This storyline of this episode was about breaking out of safe, predictable patterns, and yet paradoxically it was the most formulaic "Glee" episode in some time. When the underdogs become the favourites, it gets more difficult to root for them. Sectionals felt like an afterthought this year, it was never treated as a do-or-die competition like it was in last year's episode. Almost everything that happened in this episode was lacking in drama and intrigue, from New Directions' victory to Kurt having a tough time fitting in at his new school to the couples bickering and making up by the end of the episode like it was an 80's family sitcom. The only thing that felt real was Rachel's caustic, desperate cry to Finn, "you said you'd NEVER break up with me", but that had nothing to do with the music.
"Don't Cry For Me Argentina". C. It's nearly impossible to feel any sympathy for Kurt's character at this point. In review:
1) He cynically introduced his father and Finn's mother as a ploy to get cuddly with Finn. Finn became so uncomfortable around him that they had a big falling out, which Kurt's father blamed entirely on Finn. Although Kurt's father eventually learned the truth about what had been going on (one season later!), Kurt never apologized for anything.
2) Finn took nearly all the heat for not protecting Kurt in a number of episodes, although in most of those instances Finn wasn't entirely at fault. Sometimes these misunderstandings happened because Kurt refused to be completely honest, but Finn was always the one who came off looking bad to those around him. Kurt always allowed Finn to take the fall for him and never apologized for it.

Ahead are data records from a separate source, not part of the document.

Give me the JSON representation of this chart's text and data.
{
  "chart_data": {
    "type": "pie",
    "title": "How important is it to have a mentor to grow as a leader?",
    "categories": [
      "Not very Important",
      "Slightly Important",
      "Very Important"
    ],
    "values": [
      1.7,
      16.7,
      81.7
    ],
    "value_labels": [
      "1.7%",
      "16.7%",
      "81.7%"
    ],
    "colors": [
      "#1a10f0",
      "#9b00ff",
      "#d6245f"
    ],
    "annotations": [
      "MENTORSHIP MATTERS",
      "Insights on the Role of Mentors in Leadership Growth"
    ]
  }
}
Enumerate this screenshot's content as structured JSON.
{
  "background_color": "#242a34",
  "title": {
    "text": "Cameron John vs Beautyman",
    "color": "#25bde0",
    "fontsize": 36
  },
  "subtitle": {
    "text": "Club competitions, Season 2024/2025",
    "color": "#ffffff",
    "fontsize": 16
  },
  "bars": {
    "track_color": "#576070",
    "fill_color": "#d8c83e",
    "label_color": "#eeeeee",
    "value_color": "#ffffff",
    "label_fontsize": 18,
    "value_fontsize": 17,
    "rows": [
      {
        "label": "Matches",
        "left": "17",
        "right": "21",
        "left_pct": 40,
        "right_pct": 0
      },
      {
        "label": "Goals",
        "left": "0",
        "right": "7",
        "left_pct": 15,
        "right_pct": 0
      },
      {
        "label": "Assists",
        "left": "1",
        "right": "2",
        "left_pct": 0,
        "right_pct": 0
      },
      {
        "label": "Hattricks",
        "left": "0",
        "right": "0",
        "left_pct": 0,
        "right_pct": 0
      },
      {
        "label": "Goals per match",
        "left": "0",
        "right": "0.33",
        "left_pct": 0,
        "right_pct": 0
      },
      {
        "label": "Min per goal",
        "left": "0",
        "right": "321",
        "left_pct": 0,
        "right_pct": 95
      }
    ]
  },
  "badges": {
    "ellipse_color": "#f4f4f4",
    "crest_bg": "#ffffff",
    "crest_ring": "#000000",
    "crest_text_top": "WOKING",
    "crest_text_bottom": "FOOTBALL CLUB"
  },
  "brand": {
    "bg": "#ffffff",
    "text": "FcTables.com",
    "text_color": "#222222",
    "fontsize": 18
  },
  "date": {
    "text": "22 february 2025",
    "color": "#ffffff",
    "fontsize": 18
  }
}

3) Instead of sticking to a simple "thank you", Kurt chewed out his friends for praying for his father following his heart attack. Say all you want about the maturity level of rebellious, troubled teenagers, but if people want to show their condolences and want to help you, then LET THEM and be thankful for having such good friends. Kurt never properly apologized for any of this.
4) Once Karofsky started getting on Kurt's case, he yet again allowed Finn to take the blame for not protecting him. All of Kurt's friends went the extra mile to look after him around the school campus and to make his father's wedding a huge success. At the wedding, Finn said that Kurt is like a brother to him and was the person who taught him how to be a man. To repay Finn for his humility and to show him how much he values Finn's opinion and his friendship, Kurt transferred to another school without any warning. Of course he never bothered to tell anyone that the real reason he's transferring is to be closer to his boy toy.
Now tell me, in light of all that, why should we care about inconsequential details of Kurt's life like whether gets a solo part with his new glee club? And why would Rachel want to do even the tiniest thing to help her competition? This performance's calling card seems to be the fact that they sing the song in the same key. That amusing tidbit raised the grade to something halfway respectable.
"The Living Years". C+. Am I supposed to find something poignant about old people singing a song about death? Should I admire their bravery in standing defiant in the face of the jaws of death that could spit out their bones at any moment? At least the seniors themselves were game, and put forth a big effort to make the performance watchable.
"Hey, Soul Sister". B-. The Warblers' M.O. is becoming clear -- they take modern pop hits and make them so white bread that you can scrape the penicillin off the crusts when they're done. And their choreography is horrendous.
"(I've Had) The Time of My Life"/"Valerie". B/B. Mr. Schue was right -- "Glee" isn't the Finn and Rachel show anymore, and giving other characters their time in the spotlight is a Good Thing. But there wasn't anything special in this performance, nothing we hadn't seen a million times before, and that's largely because they didn't pull out all the stops using their best talent. Was I supposed to be touched by the Sam/Quinn relationship blossoming right there on stage like Finn and Rachel's did one year ago? Was I supposed to be moved by Mike Chang making the most of his leading dance role and Artie's "inspirational" speech to Brittany? New Directions' Season One Sectionals and Regionals performances were worthy climaxes to their respective half seasons (both were worthy of at least A's), but this was the very definition of ordinary.
"Dog Days Are Over". C+. I'd never heard or heard of this song, but it fell into the tired old "Glee" trick of using a throwaway tune with a title that approximates the sentiment that they'd like to end the show with.